学艺要有学艺的谦逊,钟灵秀自无不可,带着礼物赴约。
茶馆在一条热闹的长街上,金风细雨楼早就定下安静清幽的雅间,里头点过熏香,淡淡的香气颇为宜人。
钟灵秀坐在琴前,耐心等候老师。
对方背着一把琴到来,见她藏在垂帘后面,满意点头:我不欲牵扯进江湖风雨,我奏琴,你听,不必交换姓名。
是。
琴师颔首,拂动指下琴弦。
他弹的是《高山流水》,与钟灵秀的演奏截然不同,哪怕毫无内力,光凭音律也能让人如置山野,如逢知音。
一曲毕,他说:轮到你了。
钟灵秀静心沉气,弹奏自己的知音。
听得出来,你曾随名家学过,可惜不到火候。他说,这一处,听好。
室内垂帘的高度仅到琴案上方三寸,不高不低正好能看见指法,钟灵秀用心记忆,待他演示完就重复一遍。
指法对了,情绪还要再缓一分。
她点头,细细体会他琴中的意韵,但人的情绪不同,奏出的音律必然有差,不可一比一模仿。
对方亦不强求,换成《阳关三叠》。
香篆燃尽。
侍女端来茶具,表演点茶。
钟灵秀的口味受身体发育影响,大人喜欢喝茶,目前更爱吃荔枝膏水,糕点是五香糕,尝起来和普通米糕差不多。

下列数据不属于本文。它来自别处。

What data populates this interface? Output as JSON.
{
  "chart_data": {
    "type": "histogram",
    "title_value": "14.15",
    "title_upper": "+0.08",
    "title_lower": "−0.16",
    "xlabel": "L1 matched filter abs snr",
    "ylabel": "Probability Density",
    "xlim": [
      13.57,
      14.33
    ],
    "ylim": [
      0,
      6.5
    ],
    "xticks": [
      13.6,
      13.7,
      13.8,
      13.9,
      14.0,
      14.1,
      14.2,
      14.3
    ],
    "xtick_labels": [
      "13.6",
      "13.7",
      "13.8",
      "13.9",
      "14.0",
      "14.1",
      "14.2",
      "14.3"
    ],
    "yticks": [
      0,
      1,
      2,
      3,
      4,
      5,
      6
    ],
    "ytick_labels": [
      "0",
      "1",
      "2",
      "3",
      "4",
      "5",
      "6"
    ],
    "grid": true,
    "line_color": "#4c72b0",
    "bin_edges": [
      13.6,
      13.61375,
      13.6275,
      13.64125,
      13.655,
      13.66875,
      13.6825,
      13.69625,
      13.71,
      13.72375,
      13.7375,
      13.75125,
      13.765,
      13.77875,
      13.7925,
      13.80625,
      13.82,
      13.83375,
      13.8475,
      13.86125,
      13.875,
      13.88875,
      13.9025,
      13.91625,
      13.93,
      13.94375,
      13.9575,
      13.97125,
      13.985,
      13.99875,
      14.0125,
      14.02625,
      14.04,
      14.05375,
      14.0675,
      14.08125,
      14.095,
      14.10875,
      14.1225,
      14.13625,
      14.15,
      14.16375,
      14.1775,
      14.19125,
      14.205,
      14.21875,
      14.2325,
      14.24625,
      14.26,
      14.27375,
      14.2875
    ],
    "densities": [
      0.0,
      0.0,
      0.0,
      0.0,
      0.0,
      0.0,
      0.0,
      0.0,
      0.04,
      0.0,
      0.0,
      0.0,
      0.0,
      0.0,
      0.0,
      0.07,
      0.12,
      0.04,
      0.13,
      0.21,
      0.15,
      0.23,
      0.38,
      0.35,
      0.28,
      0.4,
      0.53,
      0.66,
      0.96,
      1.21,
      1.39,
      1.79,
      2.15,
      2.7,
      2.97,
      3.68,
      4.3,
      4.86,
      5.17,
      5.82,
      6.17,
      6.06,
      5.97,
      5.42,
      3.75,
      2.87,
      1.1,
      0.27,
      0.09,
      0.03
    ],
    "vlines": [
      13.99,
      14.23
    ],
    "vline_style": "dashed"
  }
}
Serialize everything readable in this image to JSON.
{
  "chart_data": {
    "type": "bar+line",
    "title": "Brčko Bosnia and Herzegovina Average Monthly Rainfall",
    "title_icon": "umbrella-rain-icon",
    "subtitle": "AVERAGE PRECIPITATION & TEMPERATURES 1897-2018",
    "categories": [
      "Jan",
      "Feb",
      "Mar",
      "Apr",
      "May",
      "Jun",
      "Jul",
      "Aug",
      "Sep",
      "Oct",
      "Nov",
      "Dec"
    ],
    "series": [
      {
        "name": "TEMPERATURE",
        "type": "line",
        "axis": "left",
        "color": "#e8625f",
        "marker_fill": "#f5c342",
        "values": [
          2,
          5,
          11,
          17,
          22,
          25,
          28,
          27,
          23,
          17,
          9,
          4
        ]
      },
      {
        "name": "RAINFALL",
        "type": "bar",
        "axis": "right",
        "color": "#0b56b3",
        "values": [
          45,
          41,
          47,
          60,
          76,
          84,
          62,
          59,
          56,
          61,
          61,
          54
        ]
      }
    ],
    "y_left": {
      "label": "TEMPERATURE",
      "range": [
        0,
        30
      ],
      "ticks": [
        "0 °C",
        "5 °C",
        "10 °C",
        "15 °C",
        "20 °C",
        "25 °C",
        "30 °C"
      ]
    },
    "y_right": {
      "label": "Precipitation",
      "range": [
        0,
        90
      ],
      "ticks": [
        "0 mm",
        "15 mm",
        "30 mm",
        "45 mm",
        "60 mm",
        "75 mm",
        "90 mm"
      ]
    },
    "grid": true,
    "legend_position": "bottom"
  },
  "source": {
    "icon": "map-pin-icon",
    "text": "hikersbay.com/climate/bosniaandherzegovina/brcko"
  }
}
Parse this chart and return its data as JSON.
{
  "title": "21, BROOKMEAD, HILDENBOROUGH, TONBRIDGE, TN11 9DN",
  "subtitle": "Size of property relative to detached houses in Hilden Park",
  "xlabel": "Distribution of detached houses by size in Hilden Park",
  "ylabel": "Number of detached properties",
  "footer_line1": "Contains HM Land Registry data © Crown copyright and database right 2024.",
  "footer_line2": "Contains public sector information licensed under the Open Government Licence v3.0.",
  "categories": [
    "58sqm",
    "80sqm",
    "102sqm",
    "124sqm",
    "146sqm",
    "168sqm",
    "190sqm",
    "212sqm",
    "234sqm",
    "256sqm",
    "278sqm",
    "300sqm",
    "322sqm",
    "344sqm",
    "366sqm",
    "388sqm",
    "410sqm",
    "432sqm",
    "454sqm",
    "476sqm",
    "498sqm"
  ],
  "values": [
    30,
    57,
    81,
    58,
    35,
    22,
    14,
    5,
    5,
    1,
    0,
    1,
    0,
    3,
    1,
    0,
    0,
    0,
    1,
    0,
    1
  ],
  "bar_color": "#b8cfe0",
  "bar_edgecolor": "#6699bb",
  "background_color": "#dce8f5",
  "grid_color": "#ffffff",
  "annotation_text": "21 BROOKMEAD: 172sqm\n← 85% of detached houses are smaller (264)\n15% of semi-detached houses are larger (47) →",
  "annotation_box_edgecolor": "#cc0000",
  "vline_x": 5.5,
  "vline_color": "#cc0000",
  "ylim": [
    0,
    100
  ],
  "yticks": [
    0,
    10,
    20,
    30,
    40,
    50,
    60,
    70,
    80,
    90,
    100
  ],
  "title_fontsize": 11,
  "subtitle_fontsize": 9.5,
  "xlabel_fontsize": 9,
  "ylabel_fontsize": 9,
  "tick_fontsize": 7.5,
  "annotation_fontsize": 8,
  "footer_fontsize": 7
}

老师在喝茶,且对点茶侍女的水平不大满意,端起来略微沾唇就放下了。
一切都很和谐,直到异常的动静传入耳中。
沉重且仓促慌乱的脚步声,较为整齐但轻盈的脚步声。
又有人打起来了?
好像这次有维护治安的人出现?
钟灵秀分辨不清,正想走到窗边瞧一瞧,沃夫子忽然推门而入,低声道:今天到此为止,先离开这里。